Natalie Jenkinson

Personal information
- Nationality: Australian
- Born: 18 November 1976 (age 48) Gladstone, Queensland, Australia

Sport
- Sport: Judo

= Natalie Jenkinson =

Australian judoka (born 1976)

Natalie Jenkinson (born 18 November 1976) is an Australian judoka. She competed in the women's half-heavyweight event at the 2000 Summer Olympics.

==Early life==
Jenkinson comes from a family of boxers. Her brothers, father and grandfather all boxed, but at age 11, Jenkinson began training in Judo.

==Career==
Jenkinson qualified for the Australian Judo Team, and competed in the 2000 Summer Olympics in the women's half-heavyweight event. After the Olympics, Jenkinson changed to coaching and competing in athletics, and trained masters athletics competitors Michael Curran and Hughie Thomsen. At the Queensland Country Athletics Championships, held at the University of the Sunshine Coast in April 2006, Jenkinson entered the women's 20-plus throwing events and won silver in the discus throw, gold in the javelin throw and gold in the shot put.

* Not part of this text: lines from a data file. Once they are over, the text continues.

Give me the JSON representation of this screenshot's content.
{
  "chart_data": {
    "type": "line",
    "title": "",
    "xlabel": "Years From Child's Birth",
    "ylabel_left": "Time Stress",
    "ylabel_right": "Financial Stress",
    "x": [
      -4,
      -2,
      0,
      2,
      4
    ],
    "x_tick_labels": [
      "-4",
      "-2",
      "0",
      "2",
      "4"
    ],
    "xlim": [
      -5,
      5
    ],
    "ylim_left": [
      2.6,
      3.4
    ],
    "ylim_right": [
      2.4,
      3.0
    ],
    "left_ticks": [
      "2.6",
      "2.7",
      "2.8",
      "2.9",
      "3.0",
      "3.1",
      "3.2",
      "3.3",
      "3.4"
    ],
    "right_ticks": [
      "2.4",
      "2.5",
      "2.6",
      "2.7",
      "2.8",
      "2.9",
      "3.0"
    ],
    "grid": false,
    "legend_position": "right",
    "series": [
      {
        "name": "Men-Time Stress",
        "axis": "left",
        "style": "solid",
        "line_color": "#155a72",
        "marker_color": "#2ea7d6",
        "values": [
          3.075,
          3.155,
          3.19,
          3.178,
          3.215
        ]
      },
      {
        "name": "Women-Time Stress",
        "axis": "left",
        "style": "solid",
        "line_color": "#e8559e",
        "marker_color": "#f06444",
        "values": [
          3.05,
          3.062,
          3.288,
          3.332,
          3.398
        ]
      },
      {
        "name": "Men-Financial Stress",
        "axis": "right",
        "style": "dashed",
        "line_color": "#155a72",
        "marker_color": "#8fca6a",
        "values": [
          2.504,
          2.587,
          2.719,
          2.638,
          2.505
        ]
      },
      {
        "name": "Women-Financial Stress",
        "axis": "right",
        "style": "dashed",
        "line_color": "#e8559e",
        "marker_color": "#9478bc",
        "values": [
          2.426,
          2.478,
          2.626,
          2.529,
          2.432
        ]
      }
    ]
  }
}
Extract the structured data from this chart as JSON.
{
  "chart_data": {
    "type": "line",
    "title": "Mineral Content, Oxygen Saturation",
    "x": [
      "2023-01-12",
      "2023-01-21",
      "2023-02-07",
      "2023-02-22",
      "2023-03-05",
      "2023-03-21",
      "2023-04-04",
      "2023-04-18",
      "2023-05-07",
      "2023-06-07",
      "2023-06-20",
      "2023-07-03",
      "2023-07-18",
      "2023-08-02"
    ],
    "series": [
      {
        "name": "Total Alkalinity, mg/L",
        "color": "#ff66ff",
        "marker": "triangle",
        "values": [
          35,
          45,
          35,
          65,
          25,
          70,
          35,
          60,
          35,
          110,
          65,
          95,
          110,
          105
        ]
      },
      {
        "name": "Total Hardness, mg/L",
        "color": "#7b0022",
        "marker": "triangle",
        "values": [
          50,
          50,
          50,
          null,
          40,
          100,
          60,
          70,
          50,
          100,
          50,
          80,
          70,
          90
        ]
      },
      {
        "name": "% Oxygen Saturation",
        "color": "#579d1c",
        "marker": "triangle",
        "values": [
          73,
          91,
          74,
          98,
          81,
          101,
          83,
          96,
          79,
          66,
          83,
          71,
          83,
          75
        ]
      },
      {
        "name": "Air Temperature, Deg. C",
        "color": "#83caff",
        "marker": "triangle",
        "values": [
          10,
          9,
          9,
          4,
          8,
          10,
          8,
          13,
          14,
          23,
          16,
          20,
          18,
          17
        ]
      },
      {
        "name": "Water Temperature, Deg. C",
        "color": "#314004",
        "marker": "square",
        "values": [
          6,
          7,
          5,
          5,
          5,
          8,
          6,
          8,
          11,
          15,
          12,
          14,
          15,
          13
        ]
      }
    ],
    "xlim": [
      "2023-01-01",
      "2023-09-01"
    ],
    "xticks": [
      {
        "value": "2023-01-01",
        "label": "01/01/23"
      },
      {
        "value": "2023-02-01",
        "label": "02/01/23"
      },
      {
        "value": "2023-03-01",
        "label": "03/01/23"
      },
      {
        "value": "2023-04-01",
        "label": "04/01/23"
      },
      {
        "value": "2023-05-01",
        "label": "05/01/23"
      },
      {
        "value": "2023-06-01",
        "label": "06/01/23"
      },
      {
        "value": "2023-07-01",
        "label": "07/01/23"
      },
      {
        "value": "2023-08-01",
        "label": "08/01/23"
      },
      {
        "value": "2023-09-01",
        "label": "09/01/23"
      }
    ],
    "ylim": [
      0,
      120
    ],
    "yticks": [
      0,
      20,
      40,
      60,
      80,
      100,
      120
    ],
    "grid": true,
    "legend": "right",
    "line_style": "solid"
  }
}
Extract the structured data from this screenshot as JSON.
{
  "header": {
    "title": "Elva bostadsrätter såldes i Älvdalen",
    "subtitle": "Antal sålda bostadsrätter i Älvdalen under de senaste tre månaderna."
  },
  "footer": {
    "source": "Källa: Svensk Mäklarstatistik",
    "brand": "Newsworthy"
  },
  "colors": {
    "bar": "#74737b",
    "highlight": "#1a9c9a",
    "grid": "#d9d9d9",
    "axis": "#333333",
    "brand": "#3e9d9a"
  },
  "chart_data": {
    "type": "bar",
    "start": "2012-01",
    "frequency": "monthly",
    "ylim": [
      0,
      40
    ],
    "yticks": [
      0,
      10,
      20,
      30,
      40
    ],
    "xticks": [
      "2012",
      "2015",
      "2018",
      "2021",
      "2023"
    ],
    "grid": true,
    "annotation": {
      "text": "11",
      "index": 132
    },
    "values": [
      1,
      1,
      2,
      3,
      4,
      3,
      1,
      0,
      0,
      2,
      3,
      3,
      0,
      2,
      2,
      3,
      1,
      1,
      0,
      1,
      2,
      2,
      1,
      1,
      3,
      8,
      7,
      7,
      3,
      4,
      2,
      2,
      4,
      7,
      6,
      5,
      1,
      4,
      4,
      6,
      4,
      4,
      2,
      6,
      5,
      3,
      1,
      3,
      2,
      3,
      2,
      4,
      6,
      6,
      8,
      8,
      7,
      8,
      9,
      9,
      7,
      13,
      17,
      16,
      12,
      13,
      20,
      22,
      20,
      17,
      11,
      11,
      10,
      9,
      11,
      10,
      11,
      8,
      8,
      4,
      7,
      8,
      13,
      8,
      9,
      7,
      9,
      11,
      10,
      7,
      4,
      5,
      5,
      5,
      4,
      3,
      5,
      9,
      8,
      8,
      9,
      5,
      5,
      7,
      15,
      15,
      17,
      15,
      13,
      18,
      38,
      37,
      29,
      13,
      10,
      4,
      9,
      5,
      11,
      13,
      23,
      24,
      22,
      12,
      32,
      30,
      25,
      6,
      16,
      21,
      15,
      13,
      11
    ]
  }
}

Jenkinson also competed in Boxing and won four Australian Titles. On 31 March 2012, Jenkinson, then of the Pacific Club from Redland Bay, defeated Katrina Harvey to win an Australian title fight at King's Theatre at the Warwick RSL Memorial Club.

In August 2016, at age 40, Jenkinson was a coach at the Hit House Boxing Club at Bli Bli, Queensland. Some of her team participated in the National Golden Gloves (Australia's amateur boxing championships), held at the Acacia Ridge Tavern, Brisbane.